From Angela Hewitt, Whippingham:

Every decade brings a new initiative for nature and the environment, Agenda 21, BAP (Biodiversity Action Plan) etc and now it is ‘re-wilding’.

Behind all of this is, I suspect, a group of nature gurus bored with nature, desperate for a nugget of excitement in a subject that has little new to offer. These gurus have travelled the world, taken a photo, made a film, written their book — now what?

Oh, I know, let’s bring the past back to the future and re-introduce some extinct species. Let’s re-wild Britain — including the IW.

I have recently read a beautiful little book by Simon Barnes, sports and nature commentator, called Re-wild Yourself. It is an easy and lyrical read. It gives the layman simple advice on how to get close to nature, safely. Right down to buying waterproof trousers.

It is a sad fact, and I speak from experience having spent the past 14 years heavily involved in nature, that, generally speaking, most people are frightened of nature. It bites, it stings, it is dirty and muddy and you might come out in a rash. When it comes to charity fundraising, nature is at the bottom of the list. Yet nature is now expected to save everyone from their mental health problems.

It is not easy to eradicate the fear of nature when I hear a father telling his daughter to do as she is told or the spider will get her. Or another father telling his children to not go near the water to do some pond dipping because it is dirty. The last thing we naturalists should do is add to those fears.

Re-wilding Britain means the reintroduction of wolves and lynx, golden eagles and to the IW the white-tailed eagle. No matter how much the re-wilders claim they will not cause harm, try telling that to the already frightened.
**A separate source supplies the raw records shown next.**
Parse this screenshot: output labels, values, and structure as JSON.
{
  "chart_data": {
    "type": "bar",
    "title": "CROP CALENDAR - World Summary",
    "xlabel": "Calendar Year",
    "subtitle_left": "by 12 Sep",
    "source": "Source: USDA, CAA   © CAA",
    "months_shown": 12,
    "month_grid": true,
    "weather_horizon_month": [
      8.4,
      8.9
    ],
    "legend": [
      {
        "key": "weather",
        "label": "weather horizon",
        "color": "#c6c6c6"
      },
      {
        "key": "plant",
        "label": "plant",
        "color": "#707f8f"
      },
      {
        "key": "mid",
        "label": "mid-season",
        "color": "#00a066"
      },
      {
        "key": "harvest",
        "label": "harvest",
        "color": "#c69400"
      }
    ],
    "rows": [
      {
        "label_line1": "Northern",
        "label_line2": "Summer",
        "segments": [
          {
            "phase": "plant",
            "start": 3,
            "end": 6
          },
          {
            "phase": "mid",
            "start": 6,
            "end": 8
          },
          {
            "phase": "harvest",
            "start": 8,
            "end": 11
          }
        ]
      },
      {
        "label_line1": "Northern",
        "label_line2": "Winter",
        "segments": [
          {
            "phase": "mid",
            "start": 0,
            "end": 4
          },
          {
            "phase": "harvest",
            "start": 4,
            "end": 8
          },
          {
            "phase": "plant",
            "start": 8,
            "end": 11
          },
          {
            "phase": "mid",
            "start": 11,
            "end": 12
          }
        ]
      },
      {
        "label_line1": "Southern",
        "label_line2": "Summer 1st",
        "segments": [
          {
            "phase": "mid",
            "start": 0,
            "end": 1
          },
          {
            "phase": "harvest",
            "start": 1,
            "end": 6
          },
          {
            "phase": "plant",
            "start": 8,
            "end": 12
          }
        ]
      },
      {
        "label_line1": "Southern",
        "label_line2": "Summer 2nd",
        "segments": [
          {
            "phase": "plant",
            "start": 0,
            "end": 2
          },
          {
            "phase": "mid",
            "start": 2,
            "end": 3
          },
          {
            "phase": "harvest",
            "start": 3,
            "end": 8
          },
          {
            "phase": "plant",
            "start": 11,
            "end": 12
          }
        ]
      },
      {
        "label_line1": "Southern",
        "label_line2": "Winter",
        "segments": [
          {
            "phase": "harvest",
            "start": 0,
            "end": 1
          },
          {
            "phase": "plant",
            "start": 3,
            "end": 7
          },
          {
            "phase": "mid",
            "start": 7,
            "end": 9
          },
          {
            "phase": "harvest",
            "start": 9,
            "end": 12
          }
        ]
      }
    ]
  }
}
Re-wilders use the word persecution a great deal and, indeed, to great effect. There are constant stories about the persecution of wildlife in Africa and yet last week we heard on national news that Botswana is going to re-commence the re-issue of licenses to cull elephants for pet food. Why?

Because there are too many. But let’s face it there will never be too many elephants, there were millions of them before ivory hunting. The problem is too many people. Wolves, lynx and eagles were eradicated from Britain as pests because they were a threat to farmers producing food for an increasing population that had to be fed. In 1811, the population of the IW was 22,000. Today it is 138,000 and growing — as it is throughout the UK.

Re-wilding Britain isn’t about the animals — incidentally none of these species are at risk. On the red list they are recorded as “of least concern”. Re-wilding Britain is about nature gurus needing something to do.

So I worry. Re-wilding Britain with these animals makes me fear for the animals. I think you can see where I am going with this discussion. As the wolves, lynx and eagles increase in population they will become pests and like the elephants of Botswana English Nature (the body that issues licences to destroy dormouse habitats) will be issuing licences to cull these innocent creatures forced into a country where they are feared and didn’t ask for it.